The Israeli apartheid state is more than the racist oppressor of Palestinians and Arabs; it’s a bulwark of U.S. imperialism. Its tanks, its weapons, its bombs are paid for by the U.S. And so we in the U.S. have an extra responsibility. And the U.S. labor movement must now feel the hot global pressure to reverse its longtime, sad unfortunate position of supporting the reactionary racist state of Israel. 

Self-determination means breaking with imperialism

It is not up to the oppressor, to the imperialists, to the colonial colonizer to determine who negotiates or who represents the national liberation struggle of a people — it’s up to the people. And this tremendous powerful unity amongst the Palestinian people, manifested through a general strike, shows that they’re united. 

The Israelis want to be recognized as the official representatives of the Palestinian people. The unity on the ground is so overwhelming that the Palestinian people are even thinking about that. They’ve demonstrated where the power lies.

As for the workers, the workers’ movement, the U.S. labor movement and for the left, we’re improving based on some of the statements in solidarity with the Palestinians coming from various unions, various radical trade unions. They’re a good start, but they can only be viewed as a start. 

Ultimately, every struggle is a continuation of a struggle that must move to a higher and higher level. The aim of our struggle with respect to the labor movement, however you define that in this country, is to break with U.S. imperialism — period! Break with being associated with or supporting U.S. imperialist policy in relation to Palestine, the Middle East, Africa, Asia, Latin America and all over the world. 

That’s the only solution, and it’s what we used to call working-class internationalism, where the goals of the imperialists mean nothing. We are against them [the imperialists]. The objectives and goals of a global working-class movement include all the oppressed people, have no boundaries, no geographical boundaries, no language boundaries, not even cultural boundaries. As important as culture is, that has to be the direction. 

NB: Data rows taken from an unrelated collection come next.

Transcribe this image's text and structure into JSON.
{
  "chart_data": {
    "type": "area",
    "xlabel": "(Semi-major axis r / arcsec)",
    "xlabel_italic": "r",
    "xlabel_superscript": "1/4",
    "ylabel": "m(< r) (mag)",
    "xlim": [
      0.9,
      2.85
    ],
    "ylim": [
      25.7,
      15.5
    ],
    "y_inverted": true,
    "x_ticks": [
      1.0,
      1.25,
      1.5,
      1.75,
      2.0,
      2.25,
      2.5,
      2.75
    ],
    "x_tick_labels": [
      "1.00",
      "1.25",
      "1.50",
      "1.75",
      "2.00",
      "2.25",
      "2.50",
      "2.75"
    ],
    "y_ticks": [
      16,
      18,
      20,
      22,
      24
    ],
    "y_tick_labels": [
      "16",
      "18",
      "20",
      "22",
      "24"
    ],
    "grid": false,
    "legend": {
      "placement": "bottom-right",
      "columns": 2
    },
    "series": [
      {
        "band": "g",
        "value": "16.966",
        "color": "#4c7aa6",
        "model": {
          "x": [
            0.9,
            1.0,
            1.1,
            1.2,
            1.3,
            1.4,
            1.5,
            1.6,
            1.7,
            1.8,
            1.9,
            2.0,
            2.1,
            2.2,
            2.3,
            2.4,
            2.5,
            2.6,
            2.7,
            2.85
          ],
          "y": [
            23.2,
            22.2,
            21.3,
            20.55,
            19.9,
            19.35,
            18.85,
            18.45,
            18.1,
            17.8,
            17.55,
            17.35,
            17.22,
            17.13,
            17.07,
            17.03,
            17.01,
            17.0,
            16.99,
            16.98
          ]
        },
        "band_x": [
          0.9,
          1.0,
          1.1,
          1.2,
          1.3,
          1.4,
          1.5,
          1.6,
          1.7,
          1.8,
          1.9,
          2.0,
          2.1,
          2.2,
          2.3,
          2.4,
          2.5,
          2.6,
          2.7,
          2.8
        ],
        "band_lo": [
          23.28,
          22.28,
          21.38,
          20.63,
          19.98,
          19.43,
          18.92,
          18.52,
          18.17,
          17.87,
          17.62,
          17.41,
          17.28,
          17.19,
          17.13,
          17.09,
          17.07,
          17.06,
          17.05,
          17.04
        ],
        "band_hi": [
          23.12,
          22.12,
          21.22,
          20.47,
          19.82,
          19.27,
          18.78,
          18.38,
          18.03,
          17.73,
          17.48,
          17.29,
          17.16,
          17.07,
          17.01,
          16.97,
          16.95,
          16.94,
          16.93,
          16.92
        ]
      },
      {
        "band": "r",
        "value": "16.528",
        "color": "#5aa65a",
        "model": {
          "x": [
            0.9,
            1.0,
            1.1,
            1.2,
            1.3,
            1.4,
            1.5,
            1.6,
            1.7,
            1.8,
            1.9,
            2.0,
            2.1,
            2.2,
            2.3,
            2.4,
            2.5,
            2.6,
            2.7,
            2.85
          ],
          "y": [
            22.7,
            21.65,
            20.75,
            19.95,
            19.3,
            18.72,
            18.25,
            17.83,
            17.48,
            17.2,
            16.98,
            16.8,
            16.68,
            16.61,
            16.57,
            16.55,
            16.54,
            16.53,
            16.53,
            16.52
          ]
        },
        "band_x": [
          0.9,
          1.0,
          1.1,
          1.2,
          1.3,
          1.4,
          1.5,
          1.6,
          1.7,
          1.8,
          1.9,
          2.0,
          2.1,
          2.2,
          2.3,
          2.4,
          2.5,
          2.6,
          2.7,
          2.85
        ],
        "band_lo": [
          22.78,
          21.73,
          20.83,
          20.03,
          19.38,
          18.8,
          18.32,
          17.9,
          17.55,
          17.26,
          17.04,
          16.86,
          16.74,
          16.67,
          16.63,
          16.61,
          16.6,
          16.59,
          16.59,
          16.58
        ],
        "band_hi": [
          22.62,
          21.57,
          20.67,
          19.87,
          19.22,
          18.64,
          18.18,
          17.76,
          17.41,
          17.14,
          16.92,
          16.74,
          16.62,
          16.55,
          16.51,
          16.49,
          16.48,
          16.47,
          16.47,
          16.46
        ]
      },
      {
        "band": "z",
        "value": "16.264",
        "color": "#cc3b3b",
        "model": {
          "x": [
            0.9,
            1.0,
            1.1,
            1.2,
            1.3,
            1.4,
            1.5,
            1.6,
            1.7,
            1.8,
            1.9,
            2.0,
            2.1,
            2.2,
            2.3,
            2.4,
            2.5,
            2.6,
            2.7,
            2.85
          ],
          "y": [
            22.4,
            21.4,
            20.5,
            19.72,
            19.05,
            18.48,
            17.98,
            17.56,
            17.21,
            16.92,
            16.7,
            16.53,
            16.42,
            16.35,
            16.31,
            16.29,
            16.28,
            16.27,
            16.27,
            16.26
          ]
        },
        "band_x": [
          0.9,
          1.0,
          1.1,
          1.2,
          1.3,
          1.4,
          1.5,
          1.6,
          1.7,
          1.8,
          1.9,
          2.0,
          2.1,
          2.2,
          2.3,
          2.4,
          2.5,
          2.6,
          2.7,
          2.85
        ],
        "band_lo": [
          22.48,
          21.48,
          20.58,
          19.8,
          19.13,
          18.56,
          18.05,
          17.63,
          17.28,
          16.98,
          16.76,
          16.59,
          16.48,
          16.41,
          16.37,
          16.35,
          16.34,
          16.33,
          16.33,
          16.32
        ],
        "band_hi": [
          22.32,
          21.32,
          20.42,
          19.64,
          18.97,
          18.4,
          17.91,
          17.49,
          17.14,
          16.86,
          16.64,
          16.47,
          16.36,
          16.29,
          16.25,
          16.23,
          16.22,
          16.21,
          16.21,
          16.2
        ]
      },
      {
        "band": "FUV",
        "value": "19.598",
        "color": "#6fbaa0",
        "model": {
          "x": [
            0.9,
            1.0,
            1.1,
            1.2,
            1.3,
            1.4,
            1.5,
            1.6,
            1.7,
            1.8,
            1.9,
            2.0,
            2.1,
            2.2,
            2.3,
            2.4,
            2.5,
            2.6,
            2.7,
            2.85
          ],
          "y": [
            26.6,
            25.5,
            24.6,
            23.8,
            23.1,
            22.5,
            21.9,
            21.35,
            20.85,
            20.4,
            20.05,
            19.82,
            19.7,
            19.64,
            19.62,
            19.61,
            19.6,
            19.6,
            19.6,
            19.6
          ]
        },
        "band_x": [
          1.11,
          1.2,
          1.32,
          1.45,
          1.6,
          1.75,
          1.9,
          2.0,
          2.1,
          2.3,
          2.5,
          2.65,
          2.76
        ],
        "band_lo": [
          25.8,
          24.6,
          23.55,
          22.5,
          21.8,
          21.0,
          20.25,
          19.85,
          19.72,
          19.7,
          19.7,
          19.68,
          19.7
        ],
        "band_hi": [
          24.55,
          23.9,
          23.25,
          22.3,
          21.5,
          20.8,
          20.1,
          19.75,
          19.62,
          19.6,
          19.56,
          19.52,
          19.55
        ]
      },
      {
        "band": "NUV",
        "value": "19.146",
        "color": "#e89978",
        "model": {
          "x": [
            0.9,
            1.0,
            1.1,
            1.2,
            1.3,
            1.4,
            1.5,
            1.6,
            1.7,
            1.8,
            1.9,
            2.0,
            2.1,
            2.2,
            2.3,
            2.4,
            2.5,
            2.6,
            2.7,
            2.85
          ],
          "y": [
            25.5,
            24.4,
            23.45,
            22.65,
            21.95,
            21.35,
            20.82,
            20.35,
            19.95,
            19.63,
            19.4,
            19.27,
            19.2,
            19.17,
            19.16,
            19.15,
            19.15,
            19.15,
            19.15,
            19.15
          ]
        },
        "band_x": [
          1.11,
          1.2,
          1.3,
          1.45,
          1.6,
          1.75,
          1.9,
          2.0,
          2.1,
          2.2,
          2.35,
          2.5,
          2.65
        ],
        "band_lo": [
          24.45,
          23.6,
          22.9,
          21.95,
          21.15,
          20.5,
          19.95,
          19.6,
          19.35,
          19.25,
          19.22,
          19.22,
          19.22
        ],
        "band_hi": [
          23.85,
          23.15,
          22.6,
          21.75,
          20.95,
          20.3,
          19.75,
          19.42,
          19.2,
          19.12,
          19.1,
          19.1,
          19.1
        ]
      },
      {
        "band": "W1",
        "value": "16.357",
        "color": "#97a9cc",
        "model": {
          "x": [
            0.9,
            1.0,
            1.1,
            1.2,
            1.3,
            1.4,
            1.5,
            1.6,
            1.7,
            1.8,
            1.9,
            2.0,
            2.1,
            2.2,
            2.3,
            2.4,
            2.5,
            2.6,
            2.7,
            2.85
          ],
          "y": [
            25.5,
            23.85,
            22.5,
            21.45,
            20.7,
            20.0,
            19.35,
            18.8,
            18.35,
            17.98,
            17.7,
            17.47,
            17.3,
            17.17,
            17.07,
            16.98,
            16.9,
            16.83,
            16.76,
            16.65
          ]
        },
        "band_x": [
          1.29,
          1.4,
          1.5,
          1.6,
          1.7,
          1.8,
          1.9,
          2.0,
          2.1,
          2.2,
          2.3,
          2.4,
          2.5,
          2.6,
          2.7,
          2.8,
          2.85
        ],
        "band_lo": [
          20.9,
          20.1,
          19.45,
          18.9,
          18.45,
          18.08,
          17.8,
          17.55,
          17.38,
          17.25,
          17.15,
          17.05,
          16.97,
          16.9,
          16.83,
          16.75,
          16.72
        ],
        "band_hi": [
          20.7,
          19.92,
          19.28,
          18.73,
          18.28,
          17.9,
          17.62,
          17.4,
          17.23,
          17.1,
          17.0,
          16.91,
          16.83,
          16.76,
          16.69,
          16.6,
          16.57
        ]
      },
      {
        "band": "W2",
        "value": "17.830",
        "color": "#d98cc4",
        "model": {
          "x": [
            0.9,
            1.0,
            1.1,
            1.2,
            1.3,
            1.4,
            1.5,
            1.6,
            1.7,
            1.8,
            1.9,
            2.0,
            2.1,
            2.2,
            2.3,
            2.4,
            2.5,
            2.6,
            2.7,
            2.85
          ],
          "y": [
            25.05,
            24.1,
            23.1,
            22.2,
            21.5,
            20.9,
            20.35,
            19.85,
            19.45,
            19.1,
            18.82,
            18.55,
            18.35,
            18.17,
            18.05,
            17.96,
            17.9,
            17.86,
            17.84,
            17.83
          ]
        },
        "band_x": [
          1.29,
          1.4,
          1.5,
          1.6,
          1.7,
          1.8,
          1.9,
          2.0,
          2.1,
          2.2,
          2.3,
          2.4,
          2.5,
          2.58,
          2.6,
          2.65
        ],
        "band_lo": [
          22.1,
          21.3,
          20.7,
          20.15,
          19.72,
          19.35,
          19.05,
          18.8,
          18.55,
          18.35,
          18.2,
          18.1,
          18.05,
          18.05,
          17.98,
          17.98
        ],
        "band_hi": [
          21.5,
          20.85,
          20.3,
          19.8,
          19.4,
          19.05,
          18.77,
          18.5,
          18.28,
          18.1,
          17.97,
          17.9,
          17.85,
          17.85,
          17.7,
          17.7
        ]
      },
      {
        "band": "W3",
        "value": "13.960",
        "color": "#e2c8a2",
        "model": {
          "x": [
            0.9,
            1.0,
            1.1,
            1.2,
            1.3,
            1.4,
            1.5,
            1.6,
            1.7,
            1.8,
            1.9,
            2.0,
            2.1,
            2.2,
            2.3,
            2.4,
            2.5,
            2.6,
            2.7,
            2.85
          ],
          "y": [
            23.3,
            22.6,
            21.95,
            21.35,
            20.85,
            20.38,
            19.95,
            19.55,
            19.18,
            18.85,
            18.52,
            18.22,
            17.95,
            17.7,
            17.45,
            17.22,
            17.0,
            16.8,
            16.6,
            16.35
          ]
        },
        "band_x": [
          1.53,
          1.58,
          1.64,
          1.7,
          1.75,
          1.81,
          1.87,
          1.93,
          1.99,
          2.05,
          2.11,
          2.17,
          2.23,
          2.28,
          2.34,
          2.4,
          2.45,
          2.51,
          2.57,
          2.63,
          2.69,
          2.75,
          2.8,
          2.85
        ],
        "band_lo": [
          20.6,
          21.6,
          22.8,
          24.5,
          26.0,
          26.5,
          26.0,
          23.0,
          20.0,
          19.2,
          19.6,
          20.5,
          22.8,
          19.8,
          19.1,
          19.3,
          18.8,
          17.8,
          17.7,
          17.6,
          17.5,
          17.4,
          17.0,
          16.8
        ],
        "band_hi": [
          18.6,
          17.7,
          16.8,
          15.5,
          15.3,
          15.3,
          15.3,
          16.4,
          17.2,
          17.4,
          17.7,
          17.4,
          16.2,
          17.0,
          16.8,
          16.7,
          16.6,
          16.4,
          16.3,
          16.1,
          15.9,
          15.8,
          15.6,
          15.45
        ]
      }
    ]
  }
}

That’s what the Palestinian response to this latest aggression has reminded me of, what this new Intifada is showing us, whether it’s supporting the uprising or the Black Lives Matter struggle, which is so important. 

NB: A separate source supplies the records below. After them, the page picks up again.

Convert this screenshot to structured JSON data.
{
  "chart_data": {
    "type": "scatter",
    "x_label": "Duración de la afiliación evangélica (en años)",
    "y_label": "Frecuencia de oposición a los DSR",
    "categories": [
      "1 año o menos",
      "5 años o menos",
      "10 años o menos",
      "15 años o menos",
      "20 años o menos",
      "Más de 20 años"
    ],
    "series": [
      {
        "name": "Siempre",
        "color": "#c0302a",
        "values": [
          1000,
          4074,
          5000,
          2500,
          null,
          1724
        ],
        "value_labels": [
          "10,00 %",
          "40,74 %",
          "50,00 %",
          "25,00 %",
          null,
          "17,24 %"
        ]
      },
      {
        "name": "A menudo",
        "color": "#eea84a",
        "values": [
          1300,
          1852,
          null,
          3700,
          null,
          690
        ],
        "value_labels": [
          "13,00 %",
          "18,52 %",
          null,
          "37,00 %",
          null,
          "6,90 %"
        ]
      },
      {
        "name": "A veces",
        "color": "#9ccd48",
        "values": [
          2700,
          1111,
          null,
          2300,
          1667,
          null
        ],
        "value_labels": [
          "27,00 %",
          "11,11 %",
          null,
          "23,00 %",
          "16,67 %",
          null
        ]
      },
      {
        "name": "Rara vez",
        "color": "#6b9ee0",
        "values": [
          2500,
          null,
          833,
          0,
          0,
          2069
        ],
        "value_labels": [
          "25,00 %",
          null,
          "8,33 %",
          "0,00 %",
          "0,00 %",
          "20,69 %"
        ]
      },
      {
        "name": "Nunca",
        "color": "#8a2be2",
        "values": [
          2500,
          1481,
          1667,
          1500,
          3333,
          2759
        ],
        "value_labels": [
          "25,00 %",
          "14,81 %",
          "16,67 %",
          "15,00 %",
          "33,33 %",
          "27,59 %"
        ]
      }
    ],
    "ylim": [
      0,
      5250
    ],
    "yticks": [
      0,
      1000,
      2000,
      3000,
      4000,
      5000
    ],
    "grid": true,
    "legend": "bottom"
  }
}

Remember what was happening a year ago; it was a global rebellion by the millions happening in Seattle; Portland, [Oregon]; as well as Minneapolis and all over the country, in London and other places. 

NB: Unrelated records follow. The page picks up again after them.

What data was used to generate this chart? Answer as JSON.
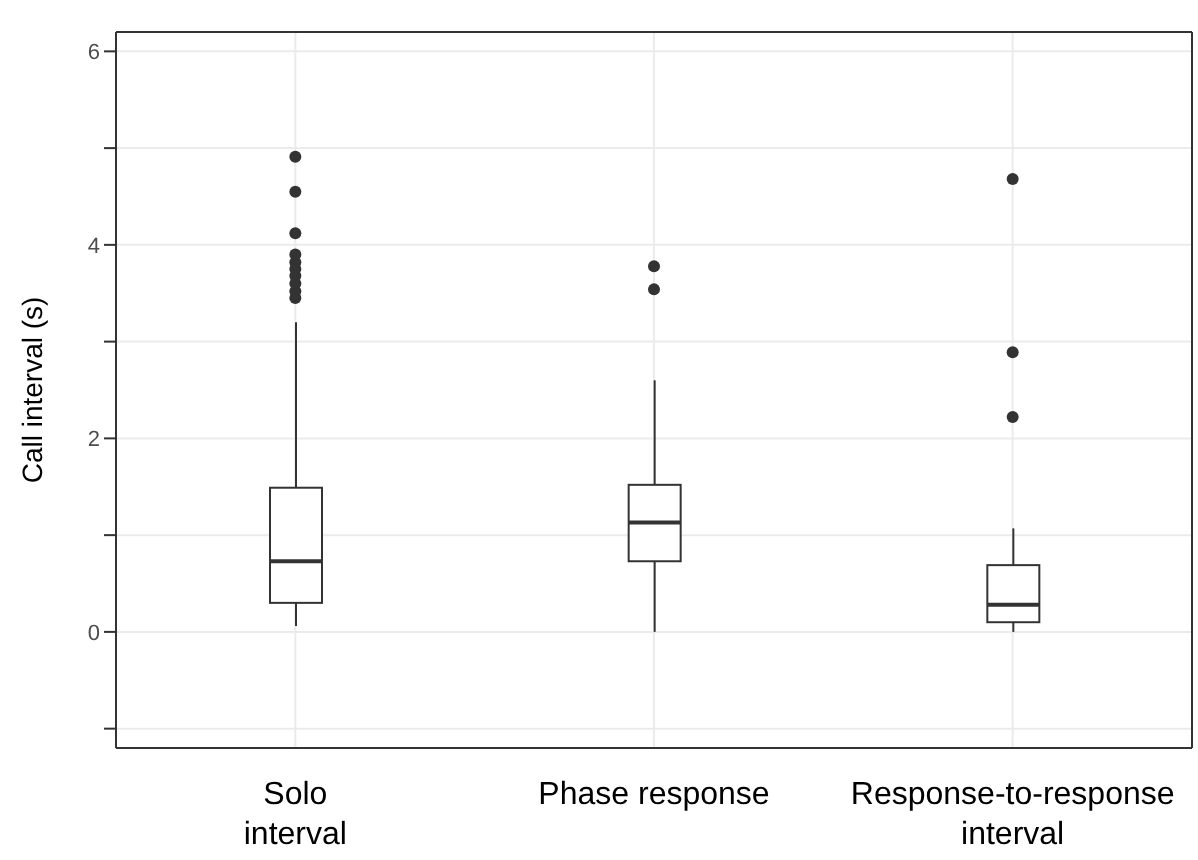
{
  "chart_data": {
    "type": "box",
    "ylabel": "Call interval (s)",
    "categories": [
      "Solo\ninterval",
      "Phase response",
      "Response-to-response\ninterval"
    ],
    "color": "#333333",
    "boxes": [
      {
        "low": 0.06,
        "q1": 0.3,
        "median": 0.73,
        "q3": 1.49,
        "high": 3.2,
        "outliers": [
          4.91,
          4.55,
          4.12,
          3.9,
          3.82,
          3.75,
          3.68,
          3.6,
          3.52,
          3.45
        ]
      },
      {
        "low": 0.0,
        "q1": 0.73,
        "median": 1.13,
        "q3": 1.52,
        "high": 2.6,
        "outliers": [
          3.78,
          3.54
        ]
      },
      {
        "low": 0.0,
        "q1": 0.1,
        "median": 0.28,
        "q3": 0.69,
        "high": 1.07,
        "outliers": [
          4.68,
          2.89,
          2.22
        ]
      }
    ],
    "ylim": [
      -1.2,
      6.2
    ],
    "yticks": [
      {
        "value": -1,
        "label": null
      },
      0,
      {
        "value": 1,
        "label": null
      },
      2,
      {
        "value": 3,
        "label": null
      },
      4,
      {
        "value": 5,
        "label": null
      },
      6
    ],
    "grid": true
  }
}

Workers’ assemblies on Palestine

It’s our job to fight, to strategize, to plan to work with others to see that this struggle has an anti-capitalist character and also has a class character, which means calling on unions, on the labor movement, to hold work stoppages in solidarity with the struggle against racism, so that it is known that this is a class struggle. 

If we don’t do this, then we know what will happen one way or another, even after tremendous uprisings with millions of people militantly taking the streets and shutting shit down. As that unravels and slows down, the message will be usurped by the Democrats. The only way that you can stop that is if the struggle, more and more, takes on an anti-capitalist and class character.

We’re going to have to come up with a strategy for labor in relationship to showing maximum solidarity with the Palestinian people and their just liberation struggle. 

I’ve raised the wisdom of having a workers’ assembly in solidarity with Palestine. Maybe because of COVID, it still needs to be a virtual event. But people can strategize and see if it’s safe for something on a local or regional level, to be face to face. 

But wrapping our heads around the prospects and the timing for a national workers’ assembly in solidarity with Palestine, as a planning session with trade unionists and workers, to map out a strategy that pushes the labor movement in the right direction — maybe that’s not the most important thing. But until someone can think of something better, I think it should be on the table.